Microstructural evolution of ceramic nanocomposites coated on 7075 Al alloy by plasma electrolytic oxidation

Aluminum and its alloys are used widely in aerospace, automotive, architectural, lithographic, packaging, electrical, and electronic applications, attributed to their attractive properties, such as high electrical and thermal conductivity. Unfortunately, their extensive applications are restricted by the limitations in their corrosion resistance and tribological properties, especially in chloride environments. Depositing alumina-zirconia composite coatings is a well-known strategy for improving these properties. Alumina-zirconia benefits from the combination of the high fracture toughness of zirconia with the high hardness of alumina. To this end, alumina-zirconia composite coatings have drawn significant research attention due to their prominent properties.

This composite has been applied as a thermal barrier coating with remarkable oxidation and corrosion resistance and tribological properties using different spray and coating methods. Similarly, plasma electrolyte oxidation (PEO) is a well-known technique for coating valve metals like aluminum and their alloys to improve corrosion resistance and mechanical properties. It involves the application of high voltages on metal substrates immersed in electrolytes, followed by arching and plasma creation. The advantages of this technique are its environment-friendly nature, ability to form crystalline phases with high adhesion strength and applicability to a wide range of oxides, nitrides and carbide coatings.

The fabrication of nanocomposite coatings with enhanced corrosion and wear resistance through PEO have been reported. A good example is the coating produced by incorporating alumina-zirconia composites into magnesium alloy via PEO. Equipped with this knowledge, Dr. Nastaran Barati, Professor Jiechao Jiang and Professor Efstathios Meletis from the University of Texas at Arlington fabricated the alumina-zirconia nanocomposite coatings on 7075 Al alloy using PEO. The nanocomposite coatings were fabricated at current densities 0.1 – 0.3 A/cm² in an electrolyte containing Zr. The porosity and discharge channel formation as well as the coating process, were discussed in detail.

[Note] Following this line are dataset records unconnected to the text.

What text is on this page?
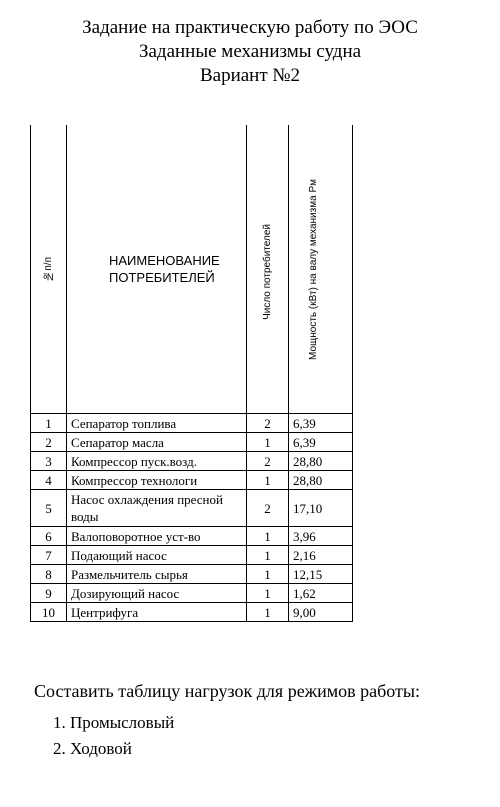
Задание на практическую работу по ЭОС
Заданные механизмы судна
Вариант №2
№п/п	НАИМЕНОВАНИЕ ПОТРЕБИТЕЛЕЙ	Число потребителей	Мощность (кВт) на валу механизма Рм

1	Сепаратор топлива	2	6,39
2	Сепаратор масла	1	6,39
3	Компрессор пуск.возд.	2	28,80
4	Компрессор технологи	1	28,80
5	Насос охлаждения пресной воды	2	17,10
6	Валоповоротное уст-во	1	3,96
7	Подающий насос	1	2,16
8	Размельчитель сырья	1	12,15
9	Дозирующий насос	1	1,62
10	Центрифуга	1	9,00

Составить таблицу нагрузок для режимов работы:

1. Промысловый
2. Ходовой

Their work is currently published in the journal, Surface and Coatings Technology.

The research team showed that incorporating the prepared alumina-zirconia composite coatings improved the aluminum alloys. Compared with uncoated 7075 Al, the wear resistance of the coated alloy significantly improved by 120 times while its corrosion rate decreased by 2.5 orders of magnitude. Detailed study of the voltage-time variations during coating, using X-ray and electron diffraction and X-ray photoelectron spectroscopy, revealed the formation of alumina during the initial stages of the PEO process while oxidation, crystallization and incorporation of zirconia occurred during the late stages.

The alumina-zirconia composite coatings prepared by the authors at current densities below 0.3 A/cm², specifically 0.2 A/cm², consisted of t-, γ- and α-alumina as well as tetragonal zirconia. Throughout the coating process, these coatings formed sub-layers: (1) non-porous nanocomposite sub-layer formed at the substrate interface consisting of heterogeneously distributed t-Al₂O₃ and α-Al₂O₃ nanocrystals; (2) pure amorphous Al₂O₃ sublayer consisting of a small amount of Zr; (3) dense nanocomposite sublayer composed of large t-Al₂O₃ and γ-Al₂O₃ grains whose boundaries were decorated with t-ZrO₂ and (4) top amorphous sublayer with dispersed zirconia and globular alumina nanoparticles. Furthermore, the nucleation of the t-ZrO₂ phase was atomically coherent at the Al₂O₃ grain boundaries.

In summary, University of Texas at Arlington scientists reported a in depth comprehensive study of the microstructural development of ceramic nanocomposites coated on 7075 Al via PEO. The presentation of the formation process of the PEO Al₂O₃/ZrO₂ nanocomposite coating accounted for the present experimental observations. In a statement to Advances in Engineering, Professor Efstathios Meletis, the lead and corresponding author stated that the new surface treatment improves significantly the tribological and corrosion resistance properties of aluminum alloys, thereby expanding their application scope.